I currently have a system in which I want to send data from that system via a Google Cloud Function to BigQuery (using Python). My idea was to do this in two simple steps:
- The system calls a Google Cloud Function and sends JSON data to that function
- The Google Cloud Function unpacks the data and stores it inside a Google BigQuery table using the pandas-gbq package.
I thought it was a good idea, until I realized there were rate limits on Google BigQuery regarding adding data (see https://community.microstrategy.com/s/article/Known-Limitations-of-Adding-Data-into-Google-BigQuery?language=en_US for example).
Because I want to use this system to trigger more than a thousand times a day, I think I need a better setup.

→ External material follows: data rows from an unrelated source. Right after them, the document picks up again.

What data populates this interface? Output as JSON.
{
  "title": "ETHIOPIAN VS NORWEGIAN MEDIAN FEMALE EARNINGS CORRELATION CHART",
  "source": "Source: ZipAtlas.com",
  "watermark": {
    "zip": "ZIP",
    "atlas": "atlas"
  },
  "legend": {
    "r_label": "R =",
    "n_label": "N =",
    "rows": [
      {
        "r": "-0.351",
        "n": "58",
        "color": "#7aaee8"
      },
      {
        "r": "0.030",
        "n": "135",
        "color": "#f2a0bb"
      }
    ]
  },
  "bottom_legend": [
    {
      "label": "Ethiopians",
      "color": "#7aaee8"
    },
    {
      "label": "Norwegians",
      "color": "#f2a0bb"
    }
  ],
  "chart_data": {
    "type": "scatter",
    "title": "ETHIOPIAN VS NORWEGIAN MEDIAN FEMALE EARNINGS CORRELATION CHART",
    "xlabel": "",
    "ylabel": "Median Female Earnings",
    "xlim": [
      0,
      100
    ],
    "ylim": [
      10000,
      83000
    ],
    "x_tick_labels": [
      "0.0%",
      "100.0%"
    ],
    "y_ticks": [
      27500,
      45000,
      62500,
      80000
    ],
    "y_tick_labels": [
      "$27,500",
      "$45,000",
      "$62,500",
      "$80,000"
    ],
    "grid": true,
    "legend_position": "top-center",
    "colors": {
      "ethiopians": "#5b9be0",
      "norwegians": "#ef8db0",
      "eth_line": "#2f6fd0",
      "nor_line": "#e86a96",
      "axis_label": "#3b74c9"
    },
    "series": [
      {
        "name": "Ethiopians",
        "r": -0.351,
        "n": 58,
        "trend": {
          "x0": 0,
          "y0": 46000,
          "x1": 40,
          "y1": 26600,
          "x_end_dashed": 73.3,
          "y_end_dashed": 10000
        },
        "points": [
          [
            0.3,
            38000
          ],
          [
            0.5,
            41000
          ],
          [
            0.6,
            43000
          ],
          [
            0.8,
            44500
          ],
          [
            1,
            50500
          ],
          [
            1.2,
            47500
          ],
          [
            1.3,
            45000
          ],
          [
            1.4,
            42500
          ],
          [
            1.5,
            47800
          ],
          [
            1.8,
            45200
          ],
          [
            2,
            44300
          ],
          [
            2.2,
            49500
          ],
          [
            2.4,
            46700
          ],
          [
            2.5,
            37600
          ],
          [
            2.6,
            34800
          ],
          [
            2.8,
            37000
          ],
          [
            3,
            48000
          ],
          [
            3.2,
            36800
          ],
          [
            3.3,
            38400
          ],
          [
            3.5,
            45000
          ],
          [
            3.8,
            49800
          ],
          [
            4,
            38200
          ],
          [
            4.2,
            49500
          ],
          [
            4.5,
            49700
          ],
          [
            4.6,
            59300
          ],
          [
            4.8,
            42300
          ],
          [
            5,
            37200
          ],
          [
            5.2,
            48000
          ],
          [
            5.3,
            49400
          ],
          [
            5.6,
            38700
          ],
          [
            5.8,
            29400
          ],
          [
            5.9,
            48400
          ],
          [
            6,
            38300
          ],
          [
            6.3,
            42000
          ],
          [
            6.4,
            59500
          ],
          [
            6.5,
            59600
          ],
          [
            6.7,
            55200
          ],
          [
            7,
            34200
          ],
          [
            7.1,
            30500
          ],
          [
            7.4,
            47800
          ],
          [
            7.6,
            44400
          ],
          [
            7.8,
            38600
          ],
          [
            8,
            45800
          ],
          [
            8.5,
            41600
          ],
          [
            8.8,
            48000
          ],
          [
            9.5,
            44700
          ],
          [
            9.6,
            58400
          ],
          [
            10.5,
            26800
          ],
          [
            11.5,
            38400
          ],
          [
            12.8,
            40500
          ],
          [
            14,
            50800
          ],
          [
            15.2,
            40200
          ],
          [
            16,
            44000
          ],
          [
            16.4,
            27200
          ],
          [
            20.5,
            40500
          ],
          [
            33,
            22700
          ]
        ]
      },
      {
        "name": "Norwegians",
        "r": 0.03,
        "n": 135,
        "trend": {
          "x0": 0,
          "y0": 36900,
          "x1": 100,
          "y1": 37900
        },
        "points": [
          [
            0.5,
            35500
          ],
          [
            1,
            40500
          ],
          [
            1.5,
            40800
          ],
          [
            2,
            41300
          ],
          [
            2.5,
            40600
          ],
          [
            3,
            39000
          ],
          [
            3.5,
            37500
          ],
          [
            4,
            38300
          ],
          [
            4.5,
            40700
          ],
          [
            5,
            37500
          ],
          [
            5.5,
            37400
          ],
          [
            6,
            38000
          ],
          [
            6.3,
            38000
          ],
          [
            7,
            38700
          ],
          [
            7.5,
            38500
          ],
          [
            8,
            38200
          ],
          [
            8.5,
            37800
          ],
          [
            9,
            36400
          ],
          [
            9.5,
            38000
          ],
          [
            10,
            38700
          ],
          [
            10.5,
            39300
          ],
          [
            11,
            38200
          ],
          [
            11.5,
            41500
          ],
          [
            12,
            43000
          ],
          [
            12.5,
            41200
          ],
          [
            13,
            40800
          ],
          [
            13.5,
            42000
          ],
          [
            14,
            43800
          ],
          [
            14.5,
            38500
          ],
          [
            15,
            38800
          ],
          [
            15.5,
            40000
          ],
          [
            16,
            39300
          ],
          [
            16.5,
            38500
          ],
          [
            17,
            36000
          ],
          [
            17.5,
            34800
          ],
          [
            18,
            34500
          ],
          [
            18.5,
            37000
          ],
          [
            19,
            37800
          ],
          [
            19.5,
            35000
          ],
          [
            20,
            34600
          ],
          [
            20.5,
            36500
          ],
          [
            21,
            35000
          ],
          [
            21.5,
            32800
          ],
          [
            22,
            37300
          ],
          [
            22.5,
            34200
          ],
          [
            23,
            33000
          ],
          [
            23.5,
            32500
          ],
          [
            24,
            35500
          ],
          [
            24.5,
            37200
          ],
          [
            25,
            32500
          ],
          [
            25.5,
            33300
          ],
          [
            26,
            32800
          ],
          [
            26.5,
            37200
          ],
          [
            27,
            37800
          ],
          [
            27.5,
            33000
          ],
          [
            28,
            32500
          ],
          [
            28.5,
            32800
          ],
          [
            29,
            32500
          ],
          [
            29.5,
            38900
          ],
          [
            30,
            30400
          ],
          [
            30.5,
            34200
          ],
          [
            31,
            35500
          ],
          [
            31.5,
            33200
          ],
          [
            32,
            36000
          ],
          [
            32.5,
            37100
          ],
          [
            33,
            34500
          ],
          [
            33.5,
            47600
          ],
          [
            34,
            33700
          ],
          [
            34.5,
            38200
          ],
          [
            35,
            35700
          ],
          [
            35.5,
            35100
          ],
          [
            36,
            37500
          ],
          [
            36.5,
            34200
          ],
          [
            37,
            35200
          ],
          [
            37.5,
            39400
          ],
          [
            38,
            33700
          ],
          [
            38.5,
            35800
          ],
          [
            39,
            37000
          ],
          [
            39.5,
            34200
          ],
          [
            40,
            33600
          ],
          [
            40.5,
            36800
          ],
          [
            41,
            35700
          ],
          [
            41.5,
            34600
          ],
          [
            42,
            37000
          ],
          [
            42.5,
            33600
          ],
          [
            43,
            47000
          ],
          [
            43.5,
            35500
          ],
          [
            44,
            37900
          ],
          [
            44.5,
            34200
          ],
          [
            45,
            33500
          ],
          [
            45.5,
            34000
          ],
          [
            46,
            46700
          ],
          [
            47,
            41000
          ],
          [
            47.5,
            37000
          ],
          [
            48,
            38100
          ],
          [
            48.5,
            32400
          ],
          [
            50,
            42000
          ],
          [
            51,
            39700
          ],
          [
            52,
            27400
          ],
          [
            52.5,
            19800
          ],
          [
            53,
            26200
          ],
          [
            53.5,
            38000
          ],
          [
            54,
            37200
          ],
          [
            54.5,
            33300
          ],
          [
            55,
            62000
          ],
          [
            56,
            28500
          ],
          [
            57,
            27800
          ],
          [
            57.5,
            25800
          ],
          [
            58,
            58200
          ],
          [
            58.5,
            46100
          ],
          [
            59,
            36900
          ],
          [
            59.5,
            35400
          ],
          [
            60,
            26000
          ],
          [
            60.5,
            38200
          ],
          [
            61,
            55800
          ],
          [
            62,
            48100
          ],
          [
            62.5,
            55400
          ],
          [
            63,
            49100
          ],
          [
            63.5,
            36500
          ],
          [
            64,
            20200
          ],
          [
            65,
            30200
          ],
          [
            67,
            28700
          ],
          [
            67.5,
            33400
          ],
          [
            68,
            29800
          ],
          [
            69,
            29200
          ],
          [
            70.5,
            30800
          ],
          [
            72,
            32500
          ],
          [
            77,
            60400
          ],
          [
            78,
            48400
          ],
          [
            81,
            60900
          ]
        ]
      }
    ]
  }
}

What would you recommend me to do?
I already thought of two things:
- Using Google Datastore for adding data, but I am not sure whether that has the same kind of rate limits and if I can easily transfer that data to BigQuery
- Instead of sending data on a case-by-case basis, collect (for example) 500 calls to a Google Cloud Function. Once the data of 500 cases is received, send those 500 cases in one go to BigQuery. I am not sure whether this will work and if it's even possible to do this with Google Cloud Functions.
CodePudding user response:
The mentioned limits only apply to load jobs.
You can use streaming inserts instead, which do not have those limits.
I am not sure if pandas-gbq uses load jobs or streaming inserts under the hood.
Anyway, you can also use the BigQuery Python Client and the method insert_rows_from_dataframe which uses the streaming API.
CodePudding user response:
For your requirement, you can use Google provided Dataflow Templates that contain templates where you can use Pub/Sub to stream data into BigQuery using Dataflow. A streaming pipeline is used to read the JSON formatted data from Cloud Pub/Sub and then write it to BigQuery.
You can choose either Pub/Sub Topic to BigQuery template or Pub/Sub Subscription to BigQuery template according to the requirement. It will incur some cost in BigQuery for data ingestion, for which you can check the pricing given in this document.